Our world is one of increasing decentralization in many different areas of our lives. Uber and Lyft offer us a competitive ride sharing program where ordinary people with cars and a desire to get paid will taxi you around. AirBnb is a service where people rent out their spare rooms or entire apartments and homes to travelers who do want a different experience to the big box hotels. Bitcoin and other cryptocurrencies have fundamentally questioned the way our banking, financial, and monetary systems should operate. All of these have begun to tear down the old assumptions of how things have always worked and have started to replace them with how things are going to work.

It should be no surprise that Google is working on projects which further this as well. However rather than focus on decentralizing transportation, accommodation, and currency, Google has taken a far more meta path of decentralizing experiences. While they may not explicitly say this, I believe it to be true. Allow me to explain.

Google launched a program called “Local Guides” last year which encouraged and rewarded its “local guides” for posting pictures and reviews of various locations around a city. For their time and effort, the guides are awarded various goodies depending on the number of reviews and photos they leave. For example if you become a level 4 guide, you get 100 free gigs of Google Drive storage. What Google boasts though is that this creates the ability for the sharing of personal insights into the area that a person has lived in or visited.

Take for example my hometown of Chicago. Any tourist coming to the city usually has a checklist of the things they need to see. A short list would necessarily include The Bean, Navy Pier, and the Sears Tower -notice I did not say “Willis” nor will I-. They may also see a Cubs or Sox game, maybe the Bulls or the Blackhawks, but otherwise there is a lingering sense that these are the things that make Chicago and that’s why tourists will visit them.

In reality, this could not be further from the truth. As a Chicagoan I can provide you literal pages worth of things to see and do when visiting Chicago, and none of the aforementioned items would even have been considered for that list. No one comes to Chicago just for the Galway Bay Pub on Diversey Parkway, but I think that they should. Many people come to Chicago to try our pizza, but would not even know to go to Pequod’s unless someone told them about it. The place you visit and the place people live may physically occupy the same space, but often could not be more different from each other without the insight of the local population.
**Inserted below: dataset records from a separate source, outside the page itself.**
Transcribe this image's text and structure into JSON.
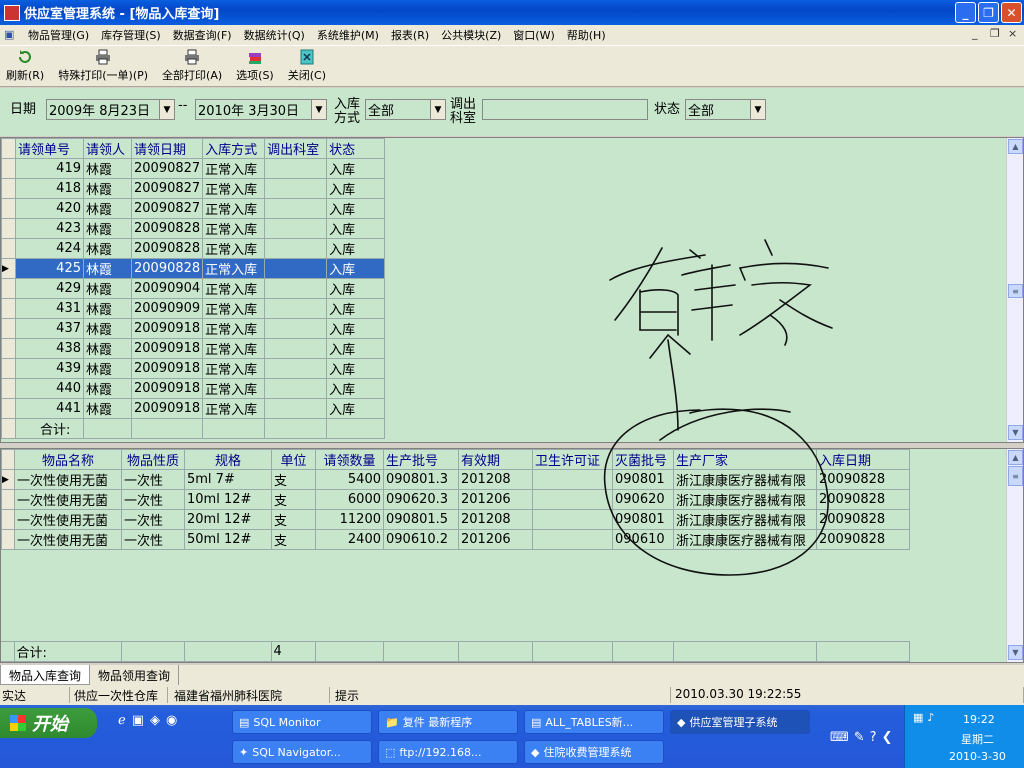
{
  "window": {
    "title": "供应室管理系统 - [物品入库查询]"
  },
  "menu": [
    "物品管理(G)",
    "库存管理(S)",
    "数据查询(F)",
    "数据统计(Q)",
    "系统维护(M)",
    "报表(R)",
    "公共模块(Z)",
    "窗口(W)",
    "帮助(H)"
  ],
  "toolbar": {
    "refresh": "刷新(R)",
    "special_print": "特殊打印(一单)(P)",
    "print_all": "全部打印(A)",
    "options": "选项(S)",
    "close": "关闭(C)"
  },
  "filter": {
    "date_label": "日期",
    "date_from": "2009年  8月23日",
    "date_sep": "--",
    "date_to": "2010年  3月30日",
    "method_label": "入库方式",
    "method_value": "全部",
    "dept_label": "调出科室",
    "dept_value": "",
    "status_label": "状态",
    "status_value": "全部"
  },
  "upper_grid": {
    "headers": [
      "请领单号",
      "请领人",
      "请领日期",
      "入库方式",
      "调出科室",
      "状态"
    ],
    "rows": [
      [
        "419",
        "林霞",
        "20090827",
        "正常入库",
        "",
        "入库"
      ],
      [
        "418",
        "林霞",
        "20090827",
        "正常入库",
        "",
        "入库"
      ],
      [
        "420",
        "林霞",
        "20090827",
        "正常入库",
        "",
        "入库"
      ],
      [
        "423",
        "林霞",
        "20090828",
        "正常入库",
        "",
        "入库"
      ],
      [
        "424",
        "林霞",
        "20090828",
        "正常入库",
        "",
        "入库"
      ],
      [
        "425",
        "林霞",
        "20090828",
        "正常入库",
        "",
        "入库"
      ],
      [
        "429",
        "林霞",
        "20090904",
        "正常入库",
        "",
        "入库"
      ],
      [
        "431",
        "林霞",
        "20090909",
        "正常入库",
        "",
        "入库"
      ],
      [
        "437",
        "林霞",
        "20090918",
        "正常入库",
        "",
        "入库"
      ],
      [
        "438",
        "林霞",
        "20090918",
        "正常入库",
        "",
        "入库"
      ],
      [
        "439",
        "林霞",
        "20090918",
        "正常入库",
        "",
        "入库"
      ],
      [
        "440",
        "林霞",
        "20090918",
        "正常入库",
        "",
        "入库"
      ],
      [
        "441",
        "林霞",
        "20090918",
        "正常入库",
        "",
        "入库"
      ]
    ],
    "selected_row": 5,
    "total_label": "合计:"
  },
  "lower_grid": {
    "headers": [
      "物品名称",
      "物品性质",
      "规格",
      "单位",
      "请领数量",
      "生产批号",
      "有效期",
      "卫生许可证",
      "灭菌批号",
      "生产厂家",
      "入库日期"
    ],
    "rows": [
      [
        "一次性使用无菌",
        "一次性",
        "5ml    7#",
        "支",
        "5400",
        "090801.3",
        "201208",
        "",
        "090801",
        "浙江康康医疗器械有限",
        "20090828"
      ],
      [
        "一次性使用无菌",
        "一次性",
        "10ml   12#",
        "支",
        "6000",
        "090620.3",
        "201206",
        "",
        "090620",
        "浙江康康医疗器械有限",
        "20090828"
      ],
      [
        "一次性使用无菌",
        "一次性",
        "20ml   12#",
        "支",
        "11200",
        "090801.5",
        "201208",
        "",
        "090801",
        "浙江康康医疗器械有限",
        "20090828"
      ],
      [
        "一次性使用无菌",
        "一次性",
        "50ml 12#",
        "支",
        "2400",
        "090610.2",
        "201206",
        "",
        "090610",
        "浙江康康医疗器械有限",
        "20090828"
      ]
    ],
    "total_label": "合计:",
    "total_unit_count": "4"
  },
  "annotation_text": "有厂家",
  "tabs": [
    "物品入库查询",
    "物品领用查询"
  ],
  "status": {
    "user": "实达",
    "store": "供应一次性仓库",
    "hospital": "福建省福州肺科医院",
    "hint": "提示",
    "datetime": "2010.03.30 19:22:55"
  },
  "taskbar": {
    "start": "开始",
    "tasks": [
      "SQL Monitor",
      "复件 最新程序",
      "ALL_TABLES新...",
      "供应室管理子系统",
      "SQL Navigator...",
      "ftp://192.168...",
      "住院收费管理系统"
    ],
    "clock_time": "19:22",
    "clock_day": "星期二",
    "clock_date": "2010-3-30"
  }
}
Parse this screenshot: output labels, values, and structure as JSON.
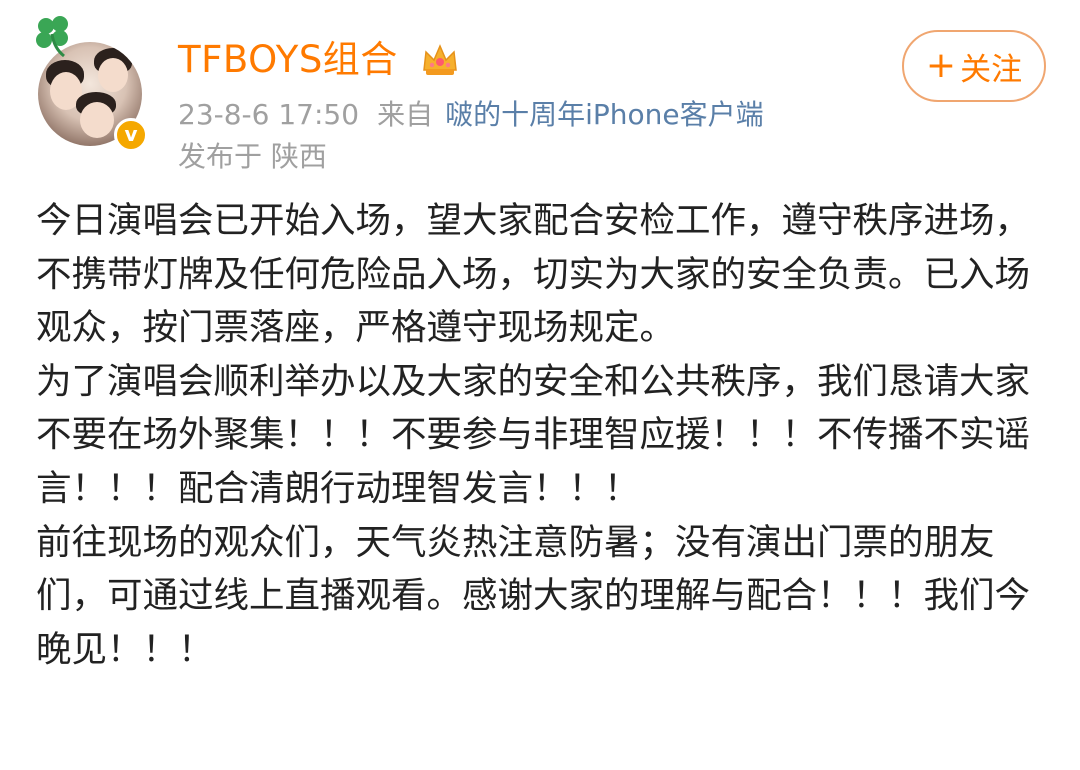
{
  "header": {
    "username": "TFBOYS组合",
    "time": "23-8-6 17:50",
    "from_label": "来自",
    "client": "啵的十周年iPhone客户端",
    "location": "发布于 陕西",
    "follow_label": "关注",
    "follow_plus": "+"
  },
  "post": {
    "paragraphs": [
      "今日演唱会已开始入场，望大家配合安检工作，遵守秩序进场，不携带灯牌及任何危险品入场，切实为大家的安全负责。已入场观众，按门票落座，严格遵守现场规定。",
      "为了演唱会顺利举办以及大家的安全和公共秩序，我们恳请大家不要在场外聚集！！！不要参与非理智应援！！！不传播不实谣言！！！配合清朗行动理智发言！！！",
      "前往现场的观众们，天气炎热注意防暑；没有演出门票的朋友们，可通过线上直播观看。感谢大家的理解与配合！！！我们今晚见！！！"
    ]
  },
  "colors": {
    "username": "#ff7a00",
    "client_link": "#5a7fa8",
    "meta": "#a0a0a0",
    "badge": "#f5a800",
    "follow_border": "#f0a670",
    "text": "#222222"
  },
  "icons": {
    "clover": "clover-icon",
    "crown": "crown-icon",
    "verified": "verified-badge-icon"
  }
}
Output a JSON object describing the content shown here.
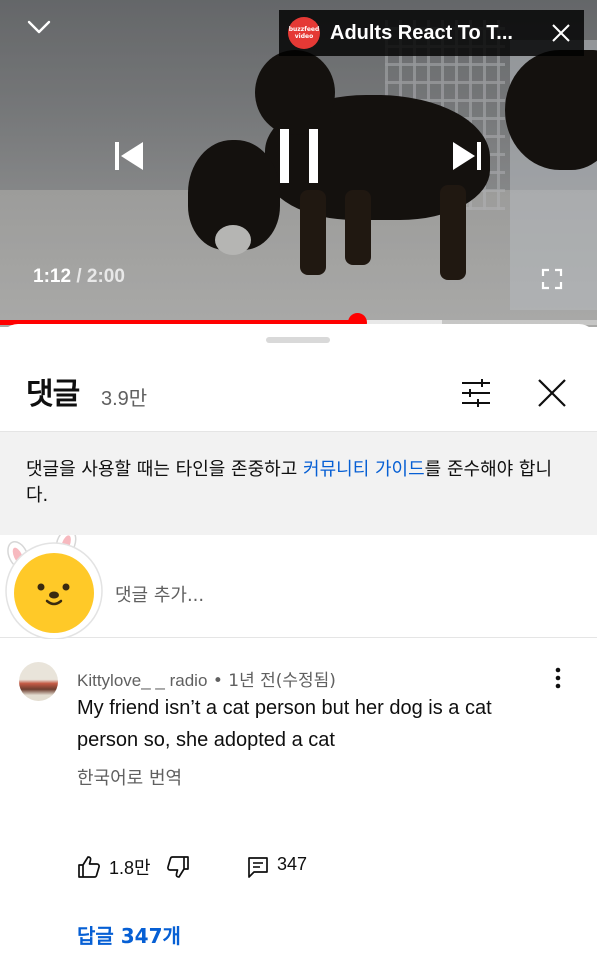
{
  "player": {
    "channel_logo_text": "buzzfeed video",
    "video_title": "Adults React To T...",
    "current_time": "1:12",
    "time_separator": "/",
    "duration": "2:00",
    "progress_fraction": 0.6,
    "buffer_fraction": 0.74,
    "accent_color": "#ff0000"
  },
  "comments_panel": {
    "title": "댓글",
    "count": "3.9만",
    "notice_prefix": "댓글을 사용할 때는 타인을 존중하고 ",
    "notice_link": "커뮤니티 가이드",
    "notice_suffix": "를 준수해야 합니다.",
    "add_comment_placeholder": "댓글 추가...",
    "link_color": "#065fd4"
  },
  "comment": {
    "author": "Kittylove_ _ radio",
    "meta_separator": "•",
    "time_ago": "1년 전(수정됨)",
    "text": "My friend isn’t a cat person but her dog is a cat person so, she adopted a cat",
    "translate_label": "한국어로 번역",
    "like_count": "1.8만",
    "reply_count": "347",
    "replies_link": "답글 347개"
  },
  "icons": {
    "collapse": "chevron-down-icon",
    "pip_close": "close-icon",
    "previous": "skip-previous-icon",
    "pause": "pause-icon",
    "next": "skip-next-icon",
    "fullscreen": "fullscreen-icon",
    "sort": "sliders-icon",
    "panel_close": "close-icon",
    "more": "more-vertical-icon",
    "like": "thumbs-up-icon",
    "dislike": "thumbs-down-icon",
    "reply": "comment-icon"
  }
}
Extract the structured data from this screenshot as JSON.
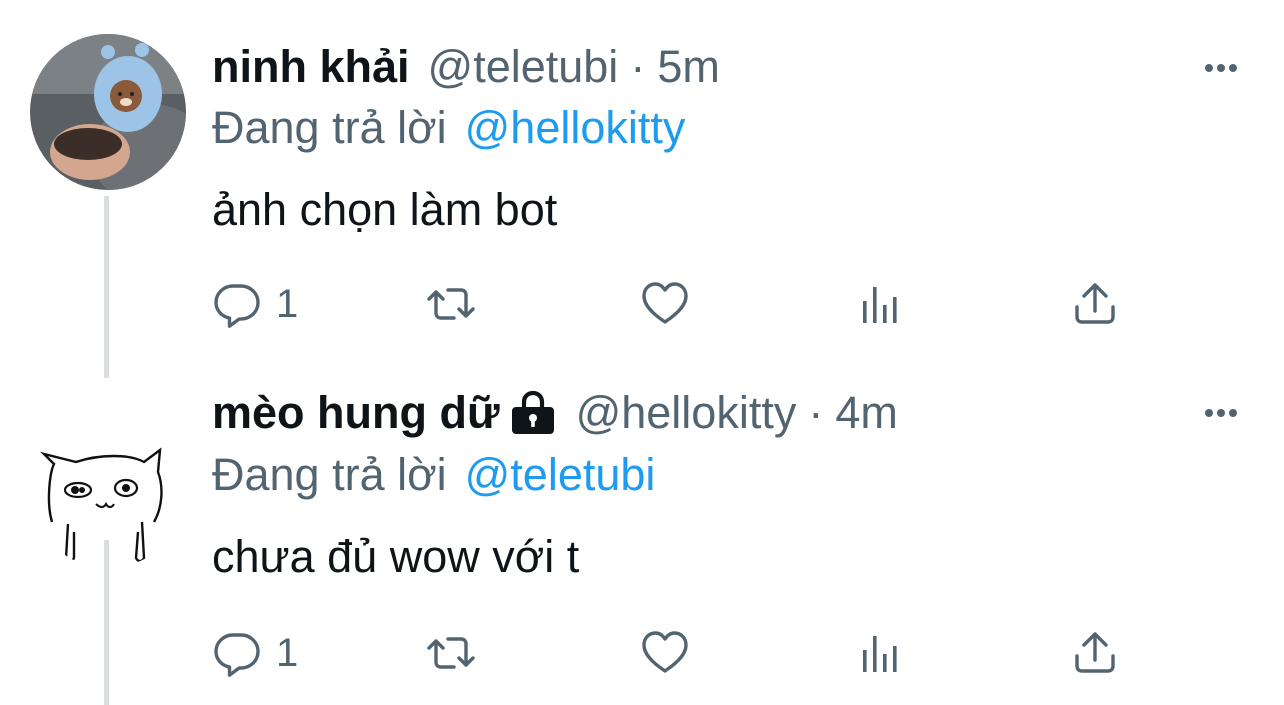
{
  "tweets": [
    {
      "display_name": "ninh khải",
      "handle": "@teletubi",
      "separator": "·",
      "time": "5m",
      "replying_prefix": "Đang trả lời",
      "replying_to": "@hellokitty",
      "text": "ảnh chọn làm bot",
      "reply_count": "1",
      "protected": false
    },
    {
      "display_name": "mèo hung dữ",
      "handle": "@hellokitty",
      "separator": "·",
      "time": "4m",
      "replying_prefix": "Đang trả lời",
      "replying_to": "@teletubi",
      "text": "chưa đủ wow với t",
      "reply_count": "1",
      "protected": true
    }
  ],
  "icons": {
    "more": "more-horizontal-icon",
    "reply": "speech-bubble-icon",
    "retweet": "retweet-arrows-icon",
    "like": "heart-icon",
    "views": "bar-chart-icon",
    "share": "share-upload-icon",
    "protected": "lock-icon"
  },
  "colors": {
    "text_primary": "#0f1419",
    "text_secondary": "#536471",
    "mention": "#1d9bf0",
    "thread_line": "#dadee1"
  }
}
Google Local Guides takes the experiences of all of its guides and suggests them to the intrepid traveler, offering them a choice and freedom from the boring “musts” that we’ve been told about forever. Tourism and experience of places are starting to be controlled more by individual people -as a collective- than any city/town’s Chamber of Commerce. Through decentralization of experience, we can start to view places how its inhabitants view it.